You need more than that. Find a typical LaTeX document and compile with and without \usepackage{microtype}. The difference is enormous. You need character expansion (small expansion to the characters themselves) to do it.
Isn't line breaking an NP complete problem, akin to bin packing? I seem to recall hearing a presentation about it in the context of autoformatters for code. For example, Auto formatting Java code, which is typically verbose, relies on heuristics to avoid computational snares.
It depends what on what bells&whistles you want, but line breaking is “theoretically” quadratic but, for most use cases, basically linear. A real misfortune is that the Knuth-Plass algorithm was published before we had a good grasp on how to present algorithms well. The actual algorithm is basically just a linear pass (reverse) along with a memo-table. (This is usually described as “dynamic programming”, but I find that term less than useless.)
Even if it is NP Complete, that would really just limit you on the size of a text for which you could find the absolute best line breaking.
Consider, the traveling salesman for the capitals of the US is easily solvable, due to the small size of the problem space. Similarly, I'd imagine the actual problem space to not be that large on line breaking.
Specifically, since line breaking is limited to the paragraphs you are looking at, this probably isn't an issue in most cases. Degenerate cases could be checked for and processing limited to not try too much.
It doesn't actually matter, unless you need an exact solution to the problem.
There are often a number of relatively close and efficient solutions when "close enough" is what you're aiming for.
The independent variables are the width of the line in characters (shown on the horizontal axis), and the length of the text in words (the "depth" axis). The dependent variable is the time that the algorithm takes to run, and it's shown on the vertical axis.

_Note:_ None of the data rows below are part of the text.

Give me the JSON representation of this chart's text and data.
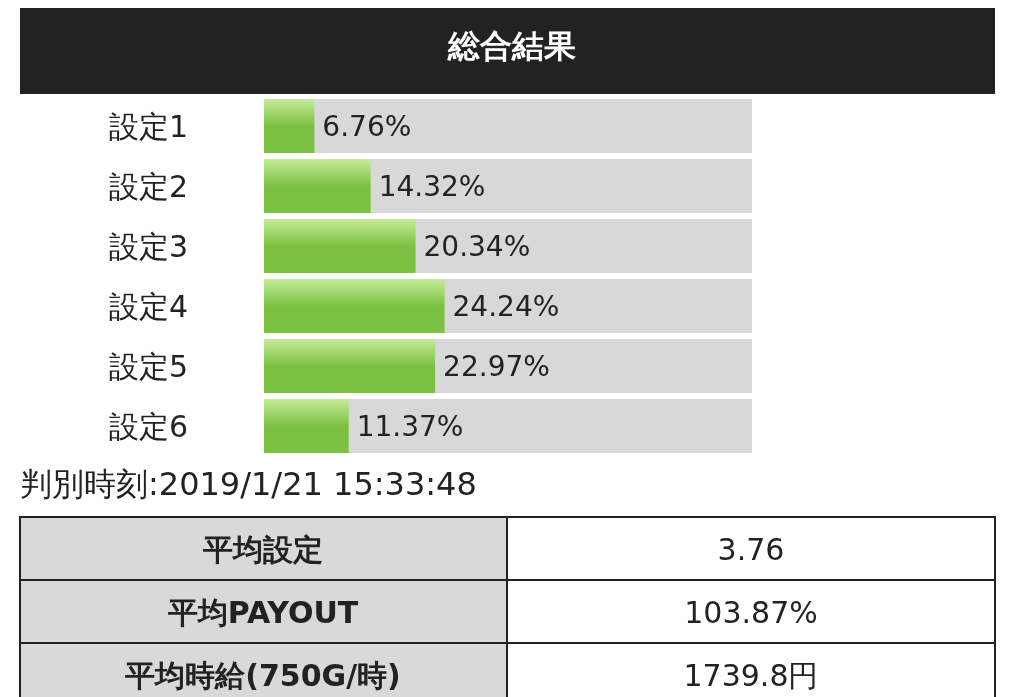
{
  "chart_data": {
    "type": "bar",
    "orientation": "horizontal",
    "title": "総合結果",
    "categories": [
      "設定1",
      "設定2",
      "設定3",
      "設定4",
      "設定5",
      "設定6"
    ],
    "values": [
      6.76,
      14.32,
      20.34,
      24.24,
      22.97,
      11.37
    ],
    "value_labels": [
      "6.76%",
      "14.32%",
      "20.34%",
      "24.24%",
      "22.97%",
      "11.37%"
    ],
    "color": "#7cc142",
    "annotations": [
      "判別時刻:2019/1/21 15:33:48",
      "平均設定",
      "3.76",
      "平均PAYOUT",
      "103.87%",
      "平均時給(750G/時)",
      "1739.8円"
    ]
  }
}
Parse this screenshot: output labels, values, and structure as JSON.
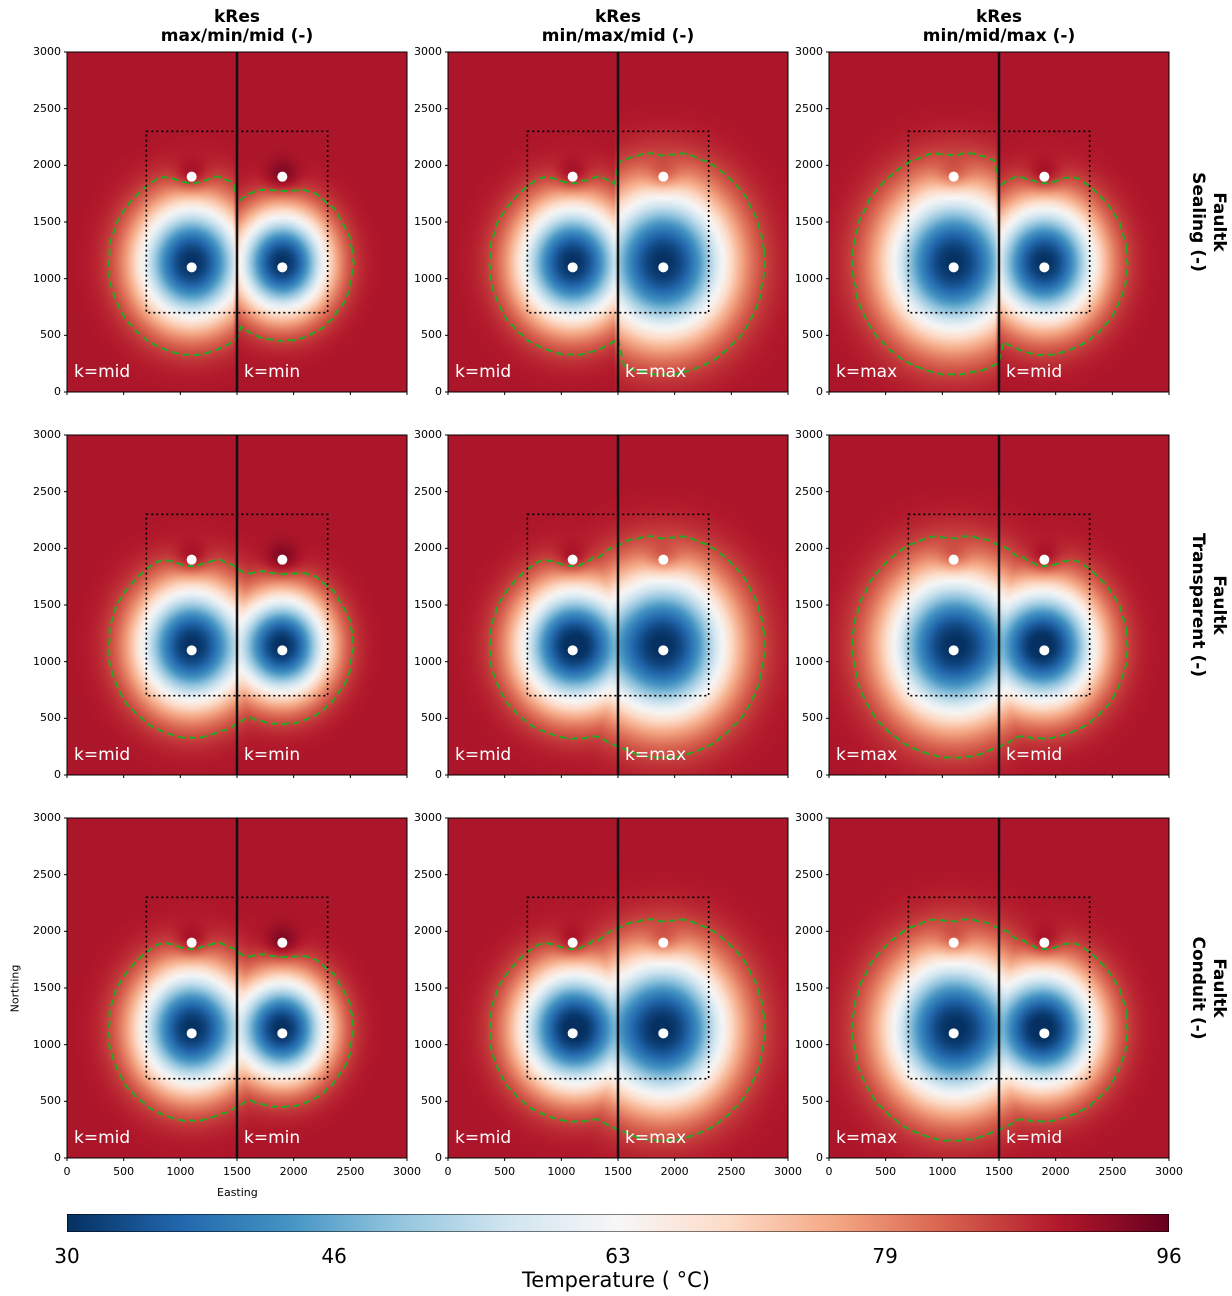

The orientation of the graphs doesn't change, but the scale does pretty massively, and seems to indicate the rough efficiency of the algorithm (the time is always in the range of 0.0-1.0 seconds, so it's clear that brute force is many times slower than the more-advanced algorithms).
Also, maybe I missed it but are these algorithms trying to find the best line breaking solution? How much more efficient can you make this if you look for "good enough"?